Not sure what happened last night, but there are four mini bikes outside and some guy is wearing my shirt passed out in the breakfast nook. Won't be telling the grand kids about this one.
You told me you were pretty sure you were god because you knew everything about everyone.
I just heard a guy scream "it must be five o' clock!!" and another guy screamed "somewhere!!!" out from different balconies.
I think whatever his name is just puked on the stairs. Just an fyi for the morning.
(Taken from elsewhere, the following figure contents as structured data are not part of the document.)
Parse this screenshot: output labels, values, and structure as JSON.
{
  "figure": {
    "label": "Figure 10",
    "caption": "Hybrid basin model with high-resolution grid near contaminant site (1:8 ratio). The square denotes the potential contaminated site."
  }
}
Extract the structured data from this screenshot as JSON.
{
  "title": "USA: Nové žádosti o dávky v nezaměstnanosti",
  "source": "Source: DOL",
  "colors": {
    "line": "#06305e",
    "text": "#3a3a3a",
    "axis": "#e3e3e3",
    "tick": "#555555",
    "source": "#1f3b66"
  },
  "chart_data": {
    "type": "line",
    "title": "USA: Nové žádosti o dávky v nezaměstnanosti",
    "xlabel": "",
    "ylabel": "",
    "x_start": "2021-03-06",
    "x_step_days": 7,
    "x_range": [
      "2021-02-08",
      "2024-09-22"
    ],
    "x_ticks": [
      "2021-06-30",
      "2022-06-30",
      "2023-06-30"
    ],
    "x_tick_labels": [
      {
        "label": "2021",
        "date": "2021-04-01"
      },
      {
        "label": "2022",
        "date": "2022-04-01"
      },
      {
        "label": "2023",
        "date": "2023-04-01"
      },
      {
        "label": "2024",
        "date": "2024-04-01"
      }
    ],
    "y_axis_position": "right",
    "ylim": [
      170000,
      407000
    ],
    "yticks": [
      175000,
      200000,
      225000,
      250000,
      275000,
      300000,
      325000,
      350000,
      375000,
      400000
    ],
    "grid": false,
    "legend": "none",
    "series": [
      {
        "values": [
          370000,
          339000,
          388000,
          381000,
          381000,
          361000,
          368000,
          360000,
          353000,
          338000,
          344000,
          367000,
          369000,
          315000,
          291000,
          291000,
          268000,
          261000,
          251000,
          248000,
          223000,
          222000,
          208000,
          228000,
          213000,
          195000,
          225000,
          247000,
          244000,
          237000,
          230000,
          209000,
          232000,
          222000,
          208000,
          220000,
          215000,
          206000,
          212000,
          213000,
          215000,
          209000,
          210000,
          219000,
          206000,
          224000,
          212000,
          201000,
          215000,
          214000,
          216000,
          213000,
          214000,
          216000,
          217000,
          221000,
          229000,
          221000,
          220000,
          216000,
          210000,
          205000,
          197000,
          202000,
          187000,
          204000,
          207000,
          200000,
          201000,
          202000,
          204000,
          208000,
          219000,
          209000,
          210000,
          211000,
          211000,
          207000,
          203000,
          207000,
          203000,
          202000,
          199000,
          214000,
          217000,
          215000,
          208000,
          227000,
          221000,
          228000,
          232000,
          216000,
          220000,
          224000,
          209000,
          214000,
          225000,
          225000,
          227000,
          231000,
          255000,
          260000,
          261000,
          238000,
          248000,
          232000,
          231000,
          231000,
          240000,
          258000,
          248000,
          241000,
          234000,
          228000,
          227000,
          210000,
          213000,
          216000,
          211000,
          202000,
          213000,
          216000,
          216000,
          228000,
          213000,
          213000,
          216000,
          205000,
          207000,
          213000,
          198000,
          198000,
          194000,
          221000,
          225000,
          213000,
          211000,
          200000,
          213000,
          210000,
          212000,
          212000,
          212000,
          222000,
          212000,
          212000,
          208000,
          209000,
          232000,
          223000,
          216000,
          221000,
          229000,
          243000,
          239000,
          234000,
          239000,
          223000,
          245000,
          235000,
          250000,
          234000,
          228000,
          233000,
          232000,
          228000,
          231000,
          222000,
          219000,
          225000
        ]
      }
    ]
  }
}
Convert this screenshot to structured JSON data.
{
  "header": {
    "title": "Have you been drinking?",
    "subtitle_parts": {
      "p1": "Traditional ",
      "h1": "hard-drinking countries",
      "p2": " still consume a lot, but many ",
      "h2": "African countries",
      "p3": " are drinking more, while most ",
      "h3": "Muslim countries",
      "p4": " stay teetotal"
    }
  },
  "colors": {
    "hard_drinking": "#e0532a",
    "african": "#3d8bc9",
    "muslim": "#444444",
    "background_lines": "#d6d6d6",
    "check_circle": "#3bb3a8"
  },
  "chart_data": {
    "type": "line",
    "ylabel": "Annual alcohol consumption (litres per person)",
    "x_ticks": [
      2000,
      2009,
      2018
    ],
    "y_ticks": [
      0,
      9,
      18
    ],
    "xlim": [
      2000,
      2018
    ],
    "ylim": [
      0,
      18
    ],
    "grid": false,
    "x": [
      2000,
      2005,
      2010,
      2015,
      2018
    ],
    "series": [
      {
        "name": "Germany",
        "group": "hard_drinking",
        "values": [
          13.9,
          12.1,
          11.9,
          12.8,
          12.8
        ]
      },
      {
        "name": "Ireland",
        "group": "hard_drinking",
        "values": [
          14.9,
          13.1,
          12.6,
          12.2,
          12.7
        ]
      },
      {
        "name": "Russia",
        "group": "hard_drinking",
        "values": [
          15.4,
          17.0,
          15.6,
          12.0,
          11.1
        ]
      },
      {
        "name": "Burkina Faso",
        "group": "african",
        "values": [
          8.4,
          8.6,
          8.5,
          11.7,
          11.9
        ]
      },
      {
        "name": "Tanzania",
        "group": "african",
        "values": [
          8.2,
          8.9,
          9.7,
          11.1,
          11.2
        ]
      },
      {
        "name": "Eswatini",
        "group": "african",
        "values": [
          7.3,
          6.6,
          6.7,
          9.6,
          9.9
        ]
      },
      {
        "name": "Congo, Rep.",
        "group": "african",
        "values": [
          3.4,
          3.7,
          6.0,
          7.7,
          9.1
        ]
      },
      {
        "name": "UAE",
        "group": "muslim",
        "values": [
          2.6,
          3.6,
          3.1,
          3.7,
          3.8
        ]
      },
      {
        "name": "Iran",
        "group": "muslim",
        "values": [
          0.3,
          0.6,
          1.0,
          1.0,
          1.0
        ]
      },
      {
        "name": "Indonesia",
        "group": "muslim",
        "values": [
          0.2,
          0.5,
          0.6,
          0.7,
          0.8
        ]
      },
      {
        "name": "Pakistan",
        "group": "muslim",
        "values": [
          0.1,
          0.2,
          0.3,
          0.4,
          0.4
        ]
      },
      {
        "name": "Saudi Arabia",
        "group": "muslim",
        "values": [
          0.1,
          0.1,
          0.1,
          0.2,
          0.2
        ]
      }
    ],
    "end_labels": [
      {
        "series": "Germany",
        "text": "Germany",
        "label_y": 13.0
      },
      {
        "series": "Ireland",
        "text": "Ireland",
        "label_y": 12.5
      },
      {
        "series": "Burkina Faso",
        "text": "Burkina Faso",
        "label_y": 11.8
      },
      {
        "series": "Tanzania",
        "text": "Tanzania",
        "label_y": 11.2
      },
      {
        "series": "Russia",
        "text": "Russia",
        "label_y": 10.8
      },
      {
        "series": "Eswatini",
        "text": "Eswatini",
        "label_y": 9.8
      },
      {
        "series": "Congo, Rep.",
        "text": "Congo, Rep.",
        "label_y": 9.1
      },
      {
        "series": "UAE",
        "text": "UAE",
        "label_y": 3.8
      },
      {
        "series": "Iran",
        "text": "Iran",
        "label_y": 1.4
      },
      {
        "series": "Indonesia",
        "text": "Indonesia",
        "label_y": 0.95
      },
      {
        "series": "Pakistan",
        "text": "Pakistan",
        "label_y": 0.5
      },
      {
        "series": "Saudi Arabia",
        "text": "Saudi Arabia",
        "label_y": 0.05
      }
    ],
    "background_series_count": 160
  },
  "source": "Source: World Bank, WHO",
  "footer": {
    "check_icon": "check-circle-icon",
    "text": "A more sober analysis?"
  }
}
Love you.
Please tell me how you drunkenly remembered your social security number when we were checking you into the ER.
Tell your boss that he's keeping you from eating a fuck sundae off of these 36-24-36 34 D's waiting for you at home on Valentine's Day.
He told him to "throw up in my mouth like I'm a baby bird."
Come over we're celebrating the one month anniversary of her first 4/20
my mom just told me I should hit it and quit apparently she does not like this new girl
nana can keg stand better than me. should i be proud?
well. can officially check "get caught having sex on the front porch by the neighbors" off the bucket list.
I told her I was going to masterbate myself into a coma... We have another date on Thursday.
I pulled you and a keg around in a wagon for like five hours and apparently everyone else remembers it but us.
I mean, she's batshit insane and once choked a guy with one hand but she's still MILF material in my book.
Btw, how did you break into my room, and why did you decide that covering the mushrooms with a blanket was more secure than a lock on my door?